We all know that one person—male or female—"drama queen (or king)." I'm talking about those who tend to react to situations over-emotionally. They may be prone to exaggeration or confrontation and tend to be always worked up about something. And when they're worked up, they want you to be worked up too. Even if you don't have a particular "drama queen" in your office, there are times when seemingly eventempered colleagues will suffer from high-drama moments.
And let me tell you, drama is just not my thing. Especially not at work. Balancing family, faith, and career means that when I'm working, I want to be efficient and effective with my time. I need to get things done, not get bogged down in conflict.
So when it comes to office politics or gossip, I try to stay out of it as much as possible. But there are some types of drama (and some people) that you can't ignore or avoid.
So how do you deal with office drama in a way that's effective and efficient?
Start with empathy.
You may be tempted—as I often am—to roll your eyes and just dismiss the person who has burst into your office or cubical to whispershout their feelings about something.

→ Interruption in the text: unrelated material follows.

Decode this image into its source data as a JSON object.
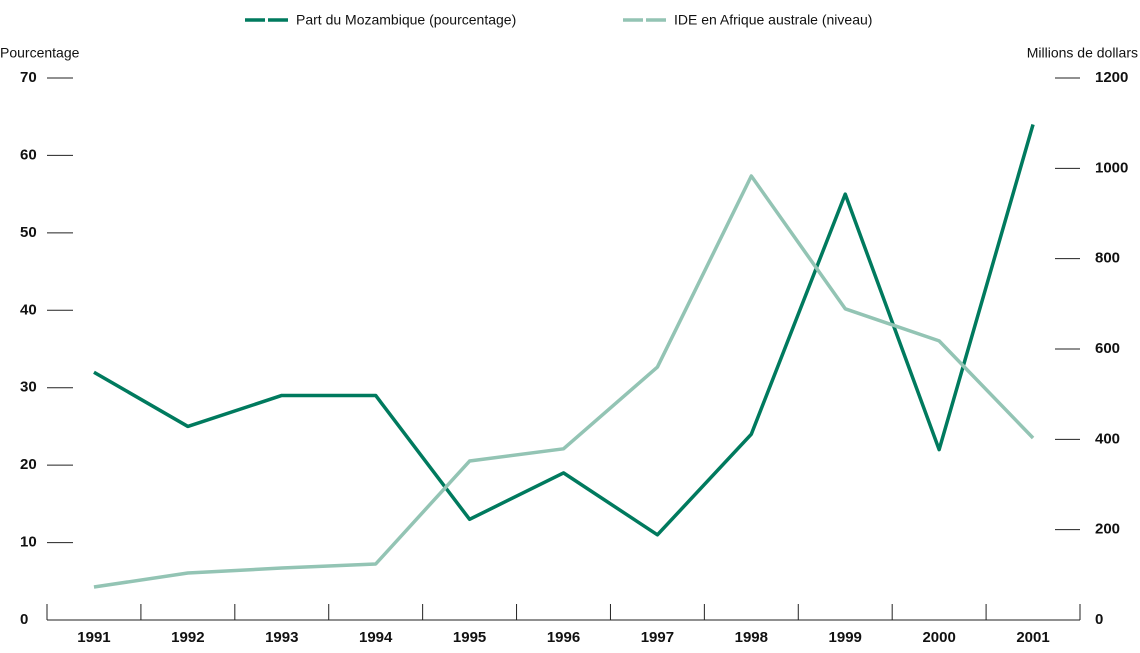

Remember, it takes all types of people to make a team work, even those who bring a little extra drama. And every time you interact with someone at work, you are, in a way, representing Christ to them. Fear and insecurity is what drives a lot of dramaqueen type behavior. If you greet drama with overt annoyance or disdain, you only reinforce that underlying insecurity. Not only does that fail to represent Christ well, it also tends to escalate the drama you're trying to avoid.
So take a breath, and do your best to treat even the most histrionic of colleagues with kindness and respect.
Don't be drawn in.
It sounds obvious, but there's a reason that soap operas are so enduringly popular on TV. Drama is entertaining on some level. Drama is all about emotion and excitement, and it's very natural to be drawn in, even reluctantly. And the "drama queen" you're talking to really wants you to be drawn in. But reacting emotionally will only encourage or even amplify the drama at hand.
Listen, plan, and then move on.
My rule of thumb at work is to always try to hear a person out, once. I let them talk and listen patiently, because it's important that people feel heard. Then, assuming the source of the drama is workrelated, I'll try to help them identify the actionable facts, and come up with a plan to resolve the situation. (If the issue is not related to work, I might suggest that we find some other time to talk about it outside of the office.)
And that's it.
If they don't take accountability and implement an action plan, I can't waste the valuable gift of time God has given me. And so, if I'm faced with a "drama queen" who seems to be gearing up for round two, I refer him or her to the facts and action plan we've already identified, and kindly but firmly refuse to engage in further discussion.
Always come back to a place of peace.
Outside of work, I might offer to pray with someone who is reacting dramatically to a situation, but that's not usually appropriate at the office. But that doesn't have to stop me from saying a quick silent prayer. I pray for wisdom, for patience, and for peace, just as Jesus promised us:
"I am leaving you with a gift—peace of mind and heart. And the peace I give is a gift the world cannot give. So don't be troubled or afraid. (John 14:27)
Peace is a natural antidote to drama. Remember that whatever is happening at work, God has promised you the gift of peace. Strive to accept and embody that gift.
Drama is a fact of life, and all of us will encounter a drama queen at some point in our careers. You can't avoid it, but you can diffuse it in a productive way by setting appropriate boundaries for interaction and then modeling them for you and your coworkers.
Do you have a drama queen at work? How do you handle them?